Private Mortgage Lending (or Private Lending) allows you to earn high interest rates by using other peoples’ money (private money).

You can keep your investment safe by considering some insurance policies. Title insurance and property insurance are two insurances you should require when you lend money on a property. These policies will be paid for by the real estate investor and will additionally protect your investment!

Another detail you need to make sure of is your loans. They must be recorded properly.

There are ways to structure a loan which assures further safety.
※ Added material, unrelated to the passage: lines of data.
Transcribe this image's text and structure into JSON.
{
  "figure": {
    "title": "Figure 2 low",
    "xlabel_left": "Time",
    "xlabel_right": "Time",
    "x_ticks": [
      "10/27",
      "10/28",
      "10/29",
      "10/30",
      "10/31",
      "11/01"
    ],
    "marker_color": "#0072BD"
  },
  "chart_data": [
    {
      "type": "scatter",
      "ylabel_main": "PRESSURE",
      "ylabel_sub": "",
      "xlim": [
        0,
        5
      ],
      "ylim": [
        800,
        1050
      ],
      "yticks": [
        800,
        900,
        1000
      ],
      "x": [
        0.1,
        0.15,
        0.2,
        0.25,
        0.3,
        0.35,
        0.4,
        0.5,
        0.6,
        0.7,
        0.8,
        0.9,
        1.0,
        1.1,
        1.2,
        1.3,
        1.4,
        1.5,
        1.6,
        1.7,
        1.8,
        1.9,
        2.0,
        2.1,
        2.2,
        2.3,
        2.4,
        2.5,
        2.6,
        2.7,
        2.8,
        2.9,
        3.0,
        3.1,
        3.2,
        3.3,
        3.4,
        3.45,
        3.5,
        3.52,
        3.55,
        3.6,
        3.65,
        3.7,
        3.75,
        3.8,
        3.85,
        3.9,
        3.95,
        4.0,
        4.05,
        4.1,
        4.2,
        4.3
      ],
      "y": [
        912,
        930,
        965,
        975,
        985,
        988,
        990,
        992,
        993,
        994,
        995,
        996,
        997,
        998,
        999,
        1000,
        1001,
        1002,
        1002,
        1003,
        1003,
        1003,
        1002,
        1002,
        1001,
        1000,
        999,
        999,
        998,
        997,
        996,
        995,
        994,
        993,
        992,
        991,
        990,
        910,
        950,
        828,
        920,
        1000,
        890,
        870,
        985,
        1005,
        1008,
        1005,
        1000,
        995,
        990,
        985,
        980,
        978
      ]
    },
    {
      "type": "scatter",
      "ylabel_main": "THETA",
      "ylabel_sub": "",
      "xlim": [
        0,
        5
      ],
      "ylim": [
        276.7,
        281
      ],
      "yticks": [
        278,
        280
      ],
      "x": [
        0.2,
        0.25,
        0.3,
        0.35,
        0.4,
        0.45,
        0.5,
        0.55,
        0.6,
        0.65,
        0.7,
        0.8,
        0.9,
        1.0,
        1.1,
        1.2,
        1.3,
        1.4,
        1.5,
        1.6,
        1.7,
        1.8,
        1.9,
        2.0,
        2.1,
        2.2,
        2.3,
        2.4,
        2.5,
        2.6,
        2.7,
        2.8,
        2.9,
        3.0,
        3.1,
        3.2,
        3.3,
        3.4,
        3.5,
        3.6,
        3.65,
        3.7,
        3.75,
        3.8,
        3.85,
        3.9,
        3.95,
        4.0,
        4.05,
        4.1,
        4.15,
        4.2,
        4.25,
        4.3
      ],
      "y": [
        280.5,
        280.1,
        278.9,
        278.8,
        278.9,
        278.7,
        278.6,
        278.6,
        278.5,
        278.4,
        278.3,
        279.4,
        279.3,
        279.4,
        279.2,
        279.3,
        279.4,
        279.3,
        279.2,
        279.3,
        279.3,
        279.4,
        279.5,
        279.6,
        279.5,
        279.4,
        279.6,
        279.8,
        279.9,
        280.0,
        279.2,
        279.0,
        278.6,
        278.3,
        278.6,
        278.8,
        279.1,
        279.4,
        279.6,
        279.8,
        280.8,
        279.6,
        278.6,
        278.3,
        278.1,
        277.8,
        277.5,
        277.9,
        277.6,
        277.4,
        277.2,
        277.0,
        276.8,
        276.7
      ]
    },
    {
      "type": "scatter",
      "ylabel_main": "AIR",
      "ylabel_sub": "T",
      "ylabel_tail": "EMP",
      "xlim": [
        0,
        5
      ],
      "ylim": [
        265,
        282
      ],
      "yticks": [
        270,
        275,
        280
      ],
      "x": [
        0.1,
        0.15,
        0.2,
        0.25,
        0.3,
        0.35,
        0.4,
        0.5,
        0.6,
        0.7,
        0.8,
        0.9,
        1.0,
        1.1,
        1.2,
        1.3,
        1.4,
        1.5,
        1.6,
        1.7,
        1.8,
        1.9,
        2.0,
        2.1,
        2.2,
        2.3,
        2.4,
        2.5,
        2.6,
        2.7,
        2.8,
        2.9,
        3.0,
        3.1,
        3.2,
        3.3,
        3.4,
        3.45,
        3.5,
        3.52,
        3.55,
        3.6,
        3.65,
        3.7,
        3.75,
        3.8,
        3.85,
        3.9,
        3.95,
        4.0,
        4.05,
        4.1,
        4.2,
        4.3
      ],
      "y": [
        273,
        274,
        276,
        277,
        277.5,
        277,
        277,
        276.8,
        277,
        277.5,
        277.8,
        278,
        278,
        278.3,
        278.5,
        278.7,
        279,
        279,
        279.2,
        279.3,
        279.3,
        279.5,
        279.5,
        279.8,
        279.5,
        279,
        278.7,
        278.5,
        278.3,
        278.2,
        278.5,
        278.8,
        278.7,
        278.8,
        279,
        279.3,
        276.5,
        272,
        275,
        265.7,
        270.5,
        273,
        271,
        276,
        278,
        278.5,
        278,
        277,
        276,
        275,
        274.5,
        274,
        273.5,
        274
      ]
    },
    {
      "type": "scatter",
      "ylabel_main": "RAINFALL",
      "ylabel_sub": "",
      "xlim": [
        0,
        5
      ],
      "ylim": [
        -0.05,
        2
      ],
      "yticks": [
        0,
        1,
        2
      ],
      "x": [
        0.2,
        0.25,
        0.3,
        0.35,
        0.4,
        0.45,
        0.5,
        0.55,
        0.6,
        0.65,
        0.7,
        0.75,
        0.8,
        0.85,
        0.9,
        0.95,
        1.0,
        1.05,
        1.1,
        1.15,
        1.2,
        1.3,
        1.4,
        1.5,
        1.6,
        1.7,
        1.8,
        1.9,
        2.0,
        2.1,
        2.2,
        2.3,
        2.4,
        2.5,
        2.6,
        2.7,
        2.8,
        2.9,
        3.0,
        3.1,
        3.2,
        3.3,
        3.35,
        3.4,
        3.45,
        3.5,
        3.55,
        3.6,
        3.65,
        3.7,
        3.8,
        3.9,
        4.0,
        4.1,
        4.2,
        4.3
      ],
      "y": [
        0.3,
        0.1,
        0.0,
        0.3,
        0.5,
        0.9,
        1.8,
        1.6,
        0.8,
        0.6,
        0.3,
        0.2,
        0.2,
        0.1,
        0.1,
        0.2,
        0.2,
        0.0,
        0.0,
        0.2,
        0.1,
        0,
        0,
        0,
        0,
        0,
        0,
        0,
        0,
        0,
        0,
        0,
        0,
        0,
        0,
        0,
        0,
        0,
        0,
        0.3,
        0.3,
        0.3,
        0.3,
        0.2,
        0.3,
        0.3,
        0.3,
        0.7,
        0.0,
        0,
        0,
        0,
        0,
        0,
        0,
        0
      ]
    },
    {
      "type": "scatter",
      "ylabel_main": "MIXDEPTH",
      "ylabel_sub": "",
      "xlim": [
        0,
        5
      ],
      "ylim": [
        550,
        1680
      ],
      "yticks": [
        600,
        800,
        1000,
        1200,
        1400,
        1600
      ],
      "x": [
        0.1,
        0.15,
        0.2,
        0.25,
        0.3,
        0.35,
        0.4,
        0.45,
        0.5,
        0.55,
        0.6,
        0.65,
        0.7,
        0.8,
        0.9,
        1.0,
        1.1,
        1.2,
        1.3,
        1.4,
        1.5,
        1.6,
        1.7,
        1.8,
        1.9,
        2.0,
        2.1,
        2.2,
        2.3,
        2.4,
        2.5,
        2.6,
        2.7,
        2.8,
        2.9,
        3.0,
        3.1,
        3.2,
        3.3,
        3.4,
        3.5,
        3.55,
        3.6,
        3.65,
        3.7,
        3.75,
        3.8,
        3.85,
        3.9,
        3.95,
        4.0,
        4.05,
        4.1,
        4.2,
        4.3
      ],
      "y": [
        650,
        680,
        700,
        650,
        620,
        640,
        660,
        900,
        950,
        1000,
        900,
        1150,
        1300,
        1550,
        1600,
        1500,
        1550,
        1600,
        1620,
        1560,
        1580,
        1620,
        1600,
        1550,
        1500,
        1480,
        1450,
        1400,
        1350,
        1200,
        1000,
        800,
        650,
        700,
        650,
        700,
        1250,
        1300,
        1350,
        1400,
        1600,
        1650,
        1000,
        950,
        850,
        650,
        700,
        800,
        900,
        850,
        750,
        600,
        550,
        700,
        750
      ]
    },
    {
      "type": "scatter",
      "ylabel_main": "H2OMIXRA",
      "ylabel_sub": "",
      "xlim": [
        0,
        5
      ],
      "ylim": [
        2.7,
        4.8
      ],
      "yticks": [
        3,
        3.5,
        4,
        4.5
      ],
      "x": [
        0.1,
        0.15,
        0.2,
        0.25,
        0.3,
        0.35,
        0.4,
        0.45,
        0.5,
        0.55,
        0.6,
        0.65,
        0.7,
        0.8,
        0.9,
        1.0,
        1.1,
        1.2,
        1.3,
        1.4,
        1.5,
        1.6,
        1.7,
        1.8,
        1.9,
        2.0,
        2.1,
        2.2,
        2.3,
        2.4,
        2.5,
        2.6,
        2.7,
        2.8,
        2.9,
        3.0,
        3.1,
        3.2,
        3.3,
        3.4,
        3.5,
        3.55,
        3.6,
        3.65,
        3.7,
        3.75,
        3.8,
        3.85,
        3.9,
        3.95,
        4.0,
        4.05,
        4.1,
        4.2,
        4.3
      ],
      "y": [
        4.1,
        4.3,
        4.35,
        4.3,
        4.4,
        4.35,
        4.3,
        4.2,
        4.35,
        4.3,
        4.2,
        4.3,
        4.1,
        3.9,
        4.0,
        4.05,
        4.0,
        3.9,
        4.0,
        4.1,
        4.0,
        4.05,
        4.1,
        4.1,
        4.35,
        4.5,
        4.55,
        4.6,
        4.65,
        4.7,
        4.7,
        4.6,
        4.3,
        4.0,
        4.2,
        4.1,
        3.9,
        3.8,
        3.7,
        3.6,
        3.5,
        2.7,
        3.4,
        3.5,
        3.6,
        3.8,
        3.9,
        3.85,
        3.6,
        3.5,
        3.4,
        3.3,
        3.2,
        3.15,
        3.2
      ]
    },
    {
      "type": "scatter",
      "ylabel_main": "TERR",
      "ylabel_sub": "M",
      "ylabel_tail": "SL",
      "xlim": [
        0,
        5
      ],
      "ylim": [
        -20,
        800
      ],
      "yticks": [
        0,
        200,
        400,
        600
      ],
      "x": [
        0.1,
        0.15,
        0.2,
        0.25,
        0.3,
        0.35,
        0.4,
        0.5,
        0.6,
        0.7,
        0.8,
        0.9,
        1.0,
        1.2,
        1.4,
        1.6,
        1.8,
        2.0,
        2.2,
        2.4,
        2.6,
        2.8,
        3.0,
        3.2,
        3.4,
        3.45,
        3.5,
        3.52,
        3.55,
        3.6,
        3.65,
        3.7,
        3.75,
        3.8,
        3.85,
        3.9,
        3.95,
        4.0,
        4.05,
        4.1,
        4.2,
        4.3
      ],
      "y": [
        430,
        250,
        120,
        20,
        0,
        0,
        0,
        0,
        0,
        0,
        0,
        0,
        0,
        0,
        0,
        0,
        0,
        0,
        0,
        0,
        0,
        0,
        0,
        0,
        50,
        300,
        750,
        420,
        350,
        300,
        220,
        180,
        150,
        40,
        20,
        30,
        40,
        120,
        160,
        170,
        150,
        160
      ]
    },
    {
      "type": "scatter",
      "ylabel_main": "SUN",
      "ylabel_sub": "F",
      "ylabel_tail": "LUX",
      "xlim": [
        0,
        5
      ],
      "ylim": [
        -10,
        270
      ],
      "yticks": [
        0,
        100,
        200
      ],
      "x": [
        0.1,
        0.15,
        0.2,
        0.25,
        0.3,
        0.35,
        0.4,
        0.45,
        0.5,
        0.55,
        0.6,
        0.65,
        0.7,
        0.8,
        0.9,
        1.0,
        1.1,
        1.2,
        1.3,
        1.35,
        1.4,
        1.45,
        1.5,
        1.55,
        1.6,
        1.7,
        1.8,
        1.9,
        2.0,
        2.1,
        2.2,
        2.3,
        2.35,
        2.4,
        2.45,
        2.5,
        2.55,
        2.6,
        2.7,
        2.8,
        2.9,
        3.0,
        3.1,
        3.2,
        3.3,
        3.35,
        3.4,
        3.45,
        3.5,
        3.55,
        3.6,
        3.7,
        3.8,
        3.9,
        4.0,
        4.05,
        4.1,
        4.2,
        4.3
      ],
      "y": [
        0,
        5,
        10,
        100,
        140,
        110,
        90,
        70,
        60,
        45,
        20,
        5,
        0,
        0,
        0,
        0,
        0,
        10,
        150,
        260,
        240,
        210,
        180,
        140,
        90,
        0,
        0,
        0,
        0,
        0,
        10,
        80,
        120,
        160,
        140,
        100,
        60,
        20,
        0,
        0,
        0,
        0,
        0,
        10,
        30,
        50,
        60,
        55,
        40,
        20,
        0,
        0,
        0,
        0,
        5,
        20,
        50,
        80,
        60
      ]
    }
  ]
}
This article will cover Title Insurance. Title Insurance Title insurance is an insurance policy that protects the lender against loss due to disputes over the ownership of a property and defects in the title that were not found in the search of the public record. For your protection, you will want to get a lender’s title insurance policy or loan policy.

This policy will only cover the amount you loaned to the borrower and not the amount the property is worth unless you specify otherwise. Therefore, if you provide a $50,000 loan on a $100,000 piece of property, traditional title insurance would only cover your $50,000 loan. If severe title problems occur, the cost of your settlement may be more than your loan amount, so it is in your best interest to have the policy cover the appraised property value instead.

Title insurance guarantees that the property belongs to the person on the title, that there are no undisclosed liens or encumbrances, and that there are no undisclosed payments on taxes due. If this is not true, the title insurance policy will take care of the mistakes at no cost to you.

The cost of title insurance varies, but generally amounts to about one percent or less, of the purchase price of the property. The premium is a one-time fee that is paid in full at closing.

The coverage is limited to defects that are already in existence when the policy is issued. It does not include those that occur after you purchase the property. Some policies also exclude problems related to easements, boundary line disputes, and mineral and/or water rights. Be sure to ask what coverage exceptions are in your policy and discuss these items of concern with your attorney or escrow agent before you close.

More than one-third of all residential real estate transactions in 2005 had title problems that required corrective action, according to a survey by the American Land Title Association (ALTA), Washington, D.C. If you don’t have title insurance, you will pay for these problems yourself. If you have title insurance, however, the title company will pay the claims, legal fees, and negotiate settlements. You won’t have to do a thing!

We know the main focus of private lenders, is to make money securely. Experienced private lenders go above and beyond by creating “spreads”, and are able to make nice streams of passive income without using their own money.